Speaker John A. Boehner (R-Ohio) shuffled his senior staff Thursday in an effort to better manage the unwieldy House, shifting his most senior aide away from day-to-day oversight and promoting a popular veteran adviser to the chamber’s top staff job.
Barry Jackson, a Boehner confidant since his first House race in 1990, is stepping down as chief of staff and taking the title of “senior counselor,” a post from which he is expected to play a more active role in the political planning for the fall campaign and strategizing for the momentous lame duck Congress in November and December. Taking Jackson’s post is Mike Sommers, another in the long line of loyalists to serve in what is commonly known as “Boehnerland.” Sommers, after graduating from Miami University in Boehner’s district in 1997, went to work for Boehner and only left his side for a brief stint in the George W. Bush White House.
Despite their shared longevity with Boehner, the two men have different managerial styles, and Sommers’s ascension may suggest a shift in how the speaker will run his inner circle.
“The decisions that lie ahead this year and early next year will have huge implications for our economy and the future of our country,” Boehner said Thursday in a statement. “This transition is about preparing fully for the responsibilities ahead, even as we stay focused on the week-to-week House agenda of removing government barriers to job creation.”
Jackson is widely regarded as a master tactician, running the drafting of the 1994 “Contract With America” and helping Boehner jump into the leadership team of then-Speaker Newt Gingrich (R-Ga.) in just his third House term. He went on to the Bush White House and served as Karl Rove’s deputy for six years, eventually succeeding Rove as the top political adviser in the last years of the Bush presidency.

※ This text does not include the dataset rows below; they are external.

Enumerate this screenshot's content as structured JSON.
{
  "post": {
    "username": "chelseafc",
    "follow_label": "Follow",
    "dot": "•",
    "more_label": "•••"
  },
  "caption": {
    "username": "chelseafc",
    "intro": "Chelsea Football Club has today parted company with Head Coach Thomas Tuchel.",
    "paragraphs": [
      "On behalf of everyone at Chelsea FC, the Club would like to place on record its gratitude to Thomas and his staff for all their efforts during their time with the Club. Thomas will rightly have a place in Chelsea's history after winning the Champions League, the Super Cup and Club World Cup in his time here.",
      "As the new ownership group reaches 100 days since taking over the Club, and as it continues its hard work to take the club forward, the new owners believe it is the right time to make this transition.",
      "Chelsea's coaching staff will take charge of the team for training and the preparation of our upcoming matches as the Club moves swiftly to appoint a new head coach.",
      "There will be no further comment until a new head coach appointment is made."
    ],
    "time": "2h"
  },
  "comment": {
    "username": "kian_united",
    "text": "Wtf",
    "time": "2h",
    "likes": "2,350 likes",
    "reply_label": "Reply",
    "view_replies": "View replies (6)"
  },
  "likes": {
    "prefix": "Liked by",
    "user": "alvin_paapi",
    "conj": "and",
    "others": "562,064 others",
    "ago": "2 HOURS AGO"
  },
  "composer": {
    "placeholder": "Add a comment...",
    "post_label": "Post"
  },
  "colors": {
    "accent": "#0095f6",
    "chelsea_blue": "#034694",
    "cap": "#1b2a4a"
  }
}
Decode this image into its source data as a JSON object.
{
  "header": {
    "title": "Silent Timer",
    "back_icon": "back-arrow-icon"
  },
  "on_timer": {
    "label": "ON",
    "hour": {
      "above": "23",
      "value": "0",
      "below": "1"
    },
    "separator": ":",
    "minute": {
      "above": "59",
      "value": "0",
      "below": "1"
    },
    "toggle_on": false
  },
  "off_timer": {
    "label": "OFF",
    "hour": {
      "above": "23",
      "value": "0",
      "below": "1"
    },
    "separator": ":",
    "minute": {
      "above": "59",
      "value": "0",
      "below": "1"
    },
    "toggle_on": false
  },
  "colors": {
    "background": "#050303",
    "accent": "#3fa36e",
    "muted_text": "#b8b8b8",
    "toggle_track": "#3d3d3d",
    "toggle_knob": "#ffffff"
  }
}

He returned as Boehner’s chief of staff in early 2010 after the death of Paula Nowakowski, the only other person besides Jackson and Sommers to serve as chief of staff to Boehner.
By the time Jackson headed back to 1600 Pennsylvania Avenue in 2011, to be at Boehner’s side during high-level talks, he was so familiar with the surroundings that White House stewards served him his ever-present Diet Cokes without Jackson needing to ask.
Jackson’s strategic sense has, however, often led to clashes with other members of the current leadership team as well as rank-and-file lawmakers. While Boehner himself has espoused transparency and allowing the “House to work its will,” Jackson has long been viewed as a mandarin who delivers information to others on a need-to-know basis — and often, many felt that they learned well after they needed to know. Last summer, as Boehner engaged in an incredibly high-stakes negotiation with President Obama on a potential “grand bargain” on the debt crisis, Jackson kept all but one other senior aide in the dark as the speaker secretly slipped into meetings with Obama.
Completely out of the loop was House Majority Leader Eric I. Cantor (R-Va.), who was separately negotiating with Vice President Biden, and other members of the GOP leadership.
In the marathon negotiations that led to an April 2011 spending deal that shaved $38 billion off the annual funding bills, rank-and-file lawmakers were taken aback to learn that the deal was negotiated almost entirely by Jackson with the senior White House staff.
Sommers is viewed differently by other leadership teams and by lawmakers. He has a long relationship with Neil Bradley, the top policy adviser to Cantor, a critical bond at times the past few years as Jackson and his Cantor counterpart, Steve Stombres, clashed in private.
Popular among a leadership staff that has been at daggers drawn the past year, Sommers is expected to soothe those frayed edges. He is also considered an approachable figure for lawmakers who are not part of Boehner’s group of longtime lawmaker-friends. This could lead to a better day-to-day handling of the chamber, which has often seemed unruly since 87 GOP freshmen arrived in January 2011.
Sommers, however, is no shrinking violet politically. During Boehner’s tenure as minority leader, Sommers and Bradley came up with the idea of using a procedural tactic — known as the “motion to recommit” — to effectively become amendment votes even if Democrats had refused to allow any GOP amendments. Together they crafted politically painful votes for Democrats, punctuated by the GOP linkage of a gun-rights provision to a bill that would have granted voting rights for the delegate from the District.